Complete step-by-step answer:
We are given a copper metal cube whose side is given as 1m. We need to calculate the lateral displacement when a tangential force is applied on the top surface of the cube while its base is kept fixed.
Let us have a look at the formula for the modulus of rigidity or the shear modulus of a body.
If, $ \text{ }\!\!\eta\!\!\text{ } $ is the shear modulus of the body, $ \text{ }\!\!\lambda\!\!\text{ } $ is the lateral displacement, then we can write the formula as,
 $ \eta =\dfrac{F}{A\lambda } $
where, $ \text{F} $ is the force applied on the body and $ \text{A} $ is the area of the body.

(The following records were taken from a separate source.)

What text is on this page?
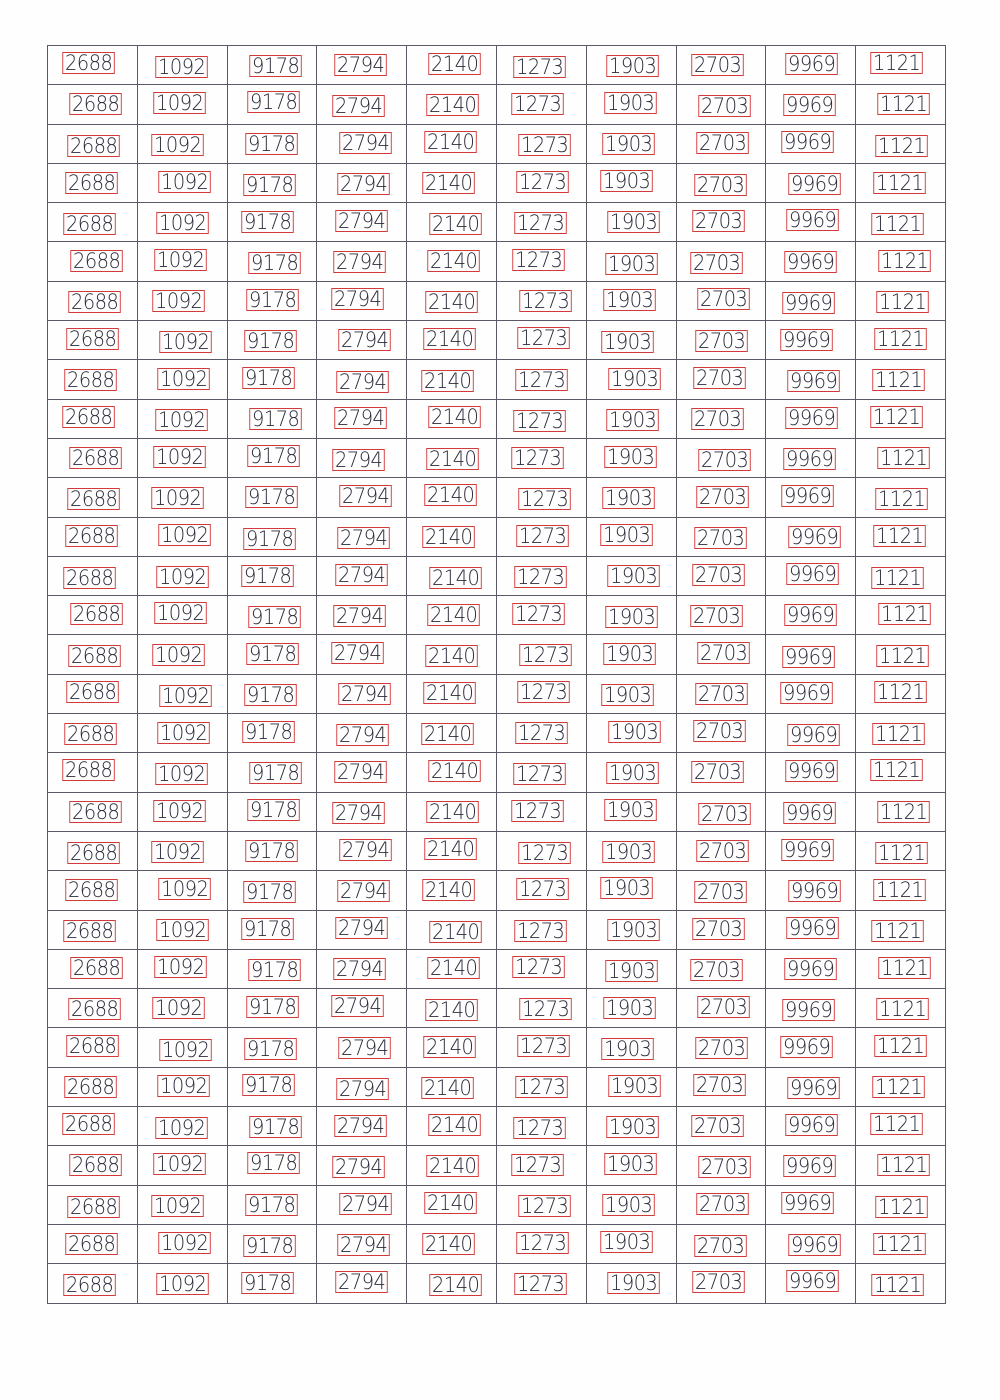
2688	1092	9178	2794	2140	1273	1903	2703	9969	1121
2688	1092	9178	2794	2140	1273	1903	2703	9969	1121
2688	1092	9178	2794	2140	1273	1903	2703	9969	1121
2688	1092	9178	2794	2140	1273	1903	2703	9969	1121
2688	1092	9178	2794	2140	1273	1903	2703	9969	1121
2688	1092	9178	2794	2140	1273	1903	2703	9969	1121
2688	1092	9178	2794	2140	1273	1903	2703	9969	1121
2688	1092	9178	2794	2140	1273	1903	2703	9969	1121
2688	1092	9178	2794	2140	1273	1903	2703	9969	1121
2688	1092	9178	2794	2140	1273	1903	2703	9969	1121
2688	1092	9178	2794	2140	1273	1903	2703	9969	1121
2688	1092	9178	2794	2140	1273	1903	2703	9969	1121
2688	1092	9178	2794	2140	1273	1903	2703	9969	1121
2688	1092	9178	2794	2140	1273	1903	2703	9969	1121
2688	1092	9178	2794	2140	1273	1903	2703	9969	1121
2688	1092	9178	2794	2140	1273	1903	2703	9969	1121
2688	1092	9178	2794	2140	1273	1903	2703	9969	1121
2688	1092	9178	2794	2140	1273	1903	2703	9969	1121
2688	1092	9178	2794	2140	1273	1903	2703	9969	1121
2688	1092	9178	2794	2140	1273	1903	2703	9969	1121
2688	1092	9178	2794	2140	1273	1903	2703	9969	1121
2688	1092	9178	2794	2140	1273	1903	2703	9969	1121
2688	1092	9178	2794	2140	1273	1903	2703	9969	1121
2688	1092	9178	2794	2140	1273	1903	2703	9969	1121
2688	1092	9178	2794	2140	1273	1903	2703	9969	1121
2688	1092	9178	2794	2140	1273	1903	2703	9969	1121
2688	1092	9178	2794	2140	1273	1903	2703	9969	1121
2688	1092	9178	2794	2140	1273	1903	2703	9969	1121
2688	1092	9178	2794	2140	1273	1903	2703	9969	1121
2688	1092	9178	2794	2140	1273	1903	2703	9969	1121
2688	1092	9178	2794	2140	1273	1903	2703	9969	1121
2688	1092	9178	2794	2140	1273	1903	2703	9969	1121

Now, let us substitute the values given in the question in the above equation to obtain the value of the lateral displacement.
As the given body is a cube, so its area will be the cube of the length of its sides.
 $ \begin{align}
  & 14\times {{10}^{10}}=\dfrac{4.2\times {{10}^{8}}}{{{(1)}^{3}}\lambda } \\
 & \Rightarrow \lambda =0.003m \\
\end{align} $
Therefore from the above calculations, we can conclude that in case of the given question, the lateral displacement of the body is $ 0.003\text{m} $ .

Note: The students must be careful with the units of the parameters used in the formula. In order to correctly define a parameter, the unit is a very important element, and as such proper units should be used every time while solving a problem.